そう考えてオロオロしていると、一人の女性が声を掛けてきた。
「お嬢ちゃん、どうしたの?このビルには会社のオフィスしか入ってなかったと思うけど……」
その人はどうやら、音々子がビルを間違えて入ってきたのだと思ったらしかった。
近隣のビルには英会話教室なども入っている所があるから、音々子のような未成年が来るハズがないという事だろう。
それでも音々子にとっては、それは救いの手に違いはなくて。
「あ、あの!『@Home Life』って会社は何階ですか?」
「『@Home Life』……?そこに何の用があるの?」
訝しげにそう聞いてくる女性に、音々子は書類を見せる。
「これを、届けたくて」
「重要機密書類……社外秘のモノじゃない。どうして貴女が……」
「怜人に、忘れたから届けてくれって頼まれたんです」
「怜人……。っ真嶋怜人の事!?」
「知ってるんですか!?」
驚きに目を瞠るその女性に、だが音々子はパァっとした笑みを浮かべる。
「知ってるも何も……」
その女性はそこで言葉を切ると、フッと口の端に笑みを浮かべた。
「……私、怜人さんの所で働いているの。だからその書類、私が彼に届けておくわ」
「!」
音々子はその女性が怜人の名を親しげに呼んだ事に、引っ掛かりを覚える。
同じ会社の人だとしても、わざわざ下の名前で呼ぶだろうか?
それとも。
昔からの知り合い、とか……?
そんな事を考えていると、その女性は音々子に書類を渡すように促してきた。
「どうしたの?いつまでも貴女が持ってても仕方ないでしょう」
「や、でも……」
何となく、音々子が渡すのを躊躇っていると、その女性は呟くように、だが音々子にハッキリと聞かせるように言う。
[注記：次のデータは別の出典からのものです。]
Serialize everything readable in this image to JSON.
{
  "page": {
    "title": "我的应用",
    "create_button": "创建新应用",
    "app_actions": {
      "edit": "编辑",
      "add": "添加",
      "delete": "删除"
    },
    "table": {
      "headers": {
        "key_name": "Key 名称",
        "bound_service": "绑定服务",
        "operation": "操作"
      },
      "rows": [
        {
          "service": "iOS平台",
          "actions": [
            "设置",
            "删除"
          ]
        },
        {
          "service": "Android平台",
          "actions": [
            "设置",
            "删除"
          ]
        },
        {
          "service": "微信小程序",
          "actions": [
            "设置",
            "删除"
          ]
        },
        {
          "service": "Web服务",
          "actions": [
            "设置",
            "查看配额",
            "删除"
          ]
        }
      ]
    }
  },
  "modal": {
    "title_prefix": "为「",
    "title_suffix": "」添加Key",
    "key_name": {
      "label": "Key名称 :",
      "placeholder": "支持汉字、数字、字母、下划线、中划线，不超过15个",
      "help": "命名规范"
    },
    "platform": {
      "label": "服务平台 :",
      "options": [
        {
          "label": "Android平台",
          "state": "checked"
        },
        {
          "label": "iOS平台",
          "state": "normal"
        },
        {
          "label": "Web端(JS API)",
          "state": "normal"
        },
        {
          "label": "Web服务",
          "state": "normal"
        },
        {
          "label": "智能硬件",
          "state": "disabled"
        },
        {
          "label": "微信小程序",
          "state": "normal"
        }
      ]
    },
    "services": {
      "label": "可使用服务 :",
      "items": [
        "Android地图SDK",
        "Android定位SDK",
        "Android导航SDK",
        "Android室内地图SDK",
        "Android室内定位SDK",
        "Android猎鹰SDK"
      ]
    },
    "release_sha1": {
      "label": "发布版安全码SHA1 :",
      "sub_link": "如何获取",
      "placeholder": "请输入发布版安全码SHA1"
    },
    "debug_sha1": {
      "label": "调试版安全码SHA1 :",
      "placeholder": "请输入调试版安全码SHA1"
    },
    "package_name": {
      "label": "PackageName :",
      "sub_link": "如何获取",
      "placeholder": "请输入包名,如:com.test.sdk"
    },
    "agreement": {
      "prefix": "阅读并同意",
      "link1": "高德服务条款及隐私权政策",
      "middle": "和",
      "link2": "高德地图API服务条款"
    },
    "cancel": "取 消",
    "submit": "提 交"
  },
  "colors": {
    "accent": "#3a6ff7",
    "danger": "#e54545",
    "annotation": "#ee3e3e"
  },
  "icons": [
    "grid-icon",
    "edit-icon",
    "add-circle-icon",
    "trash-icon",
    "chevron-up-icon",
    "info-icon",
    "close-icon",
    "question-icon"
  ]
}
「それにしても全く、怜人さんも気紛れが過ぎるわね。何もこんな子供を相手にしなくても……」
「っ!?」
ざわり、と。
心の中にもやもやしたものが徐々に広がっていくのを感じる。
この人は、誰だ。
怜人の、何?
少なくとも。
この人からは明らかな敵意を感じる。
その事に音々子は、書類をギュッと抱え込んだ。
「これは私が直接怜人の所に持って行きます。私が届けるように頼まれたから」
音々子がそう言うと、その女性は眉を寄せた。
「それは彼にとってとても大事なモノなのよ?貴女のような子供に任せて置けないわ。いいから渡しなさい」
「嫌です!」
そう言って音々子が走り出そうと振り返った所で、誰かにぶつかってしまった。
「おっと、大丈夫?」
「あ、す、すみません!」
音々子は慌てて頭を下げる。
すると、驚いたような男性の声が返ってきた。
「あれ?君、確か……」
「え?」
音々子が顔を上げると、そこには何だか見た事のあるような顔があって。
だが、音々子が思い出す前に、後ろから緊張したような声が上がった。
「だ、代表取締役!」
「代表取締役……?」
それって物凄く偉い人!?
そう思って音々子は再び頭を下げようとする。
だが、それは相手によって止められてしまった。
「あーいいよいいよ。それより揉めてたみたいだけど?」
「あ、いえ……彼女が我が社の社外秘の重要書類を持っているのですが、渡そうとしなくて」
女性の方がいち早く、媚びるようにそう言う。
すると男性は音々子に顔を向けてきた。
女性の言葉では、まるで音々子が悪者みたいだ。
「あの、家に忘れたから届けてくれって頼まれてて……だから直接渡したいんですけど……」
だから音々子は、慌ててそう言うが。
多分この人は怜人の会社の偉い人だ。
だからきっと、この人も書類を渡せって言うかもしれない。
それでも、彼女に渡すよりはマシ。
あ、でも。
……この人きっと、怜人より偉い人だよね。
怜人が怒られちゃうかも……。
そう思っていると、意外な言葉が返ってきた。
「じゃあ一緒に行こうか。俺が怜人の所まで案内してあげるよ。……あぁ、君は自分の仕事をするように」
最後に女性にそう指示を出して、その男性は音々子を促した。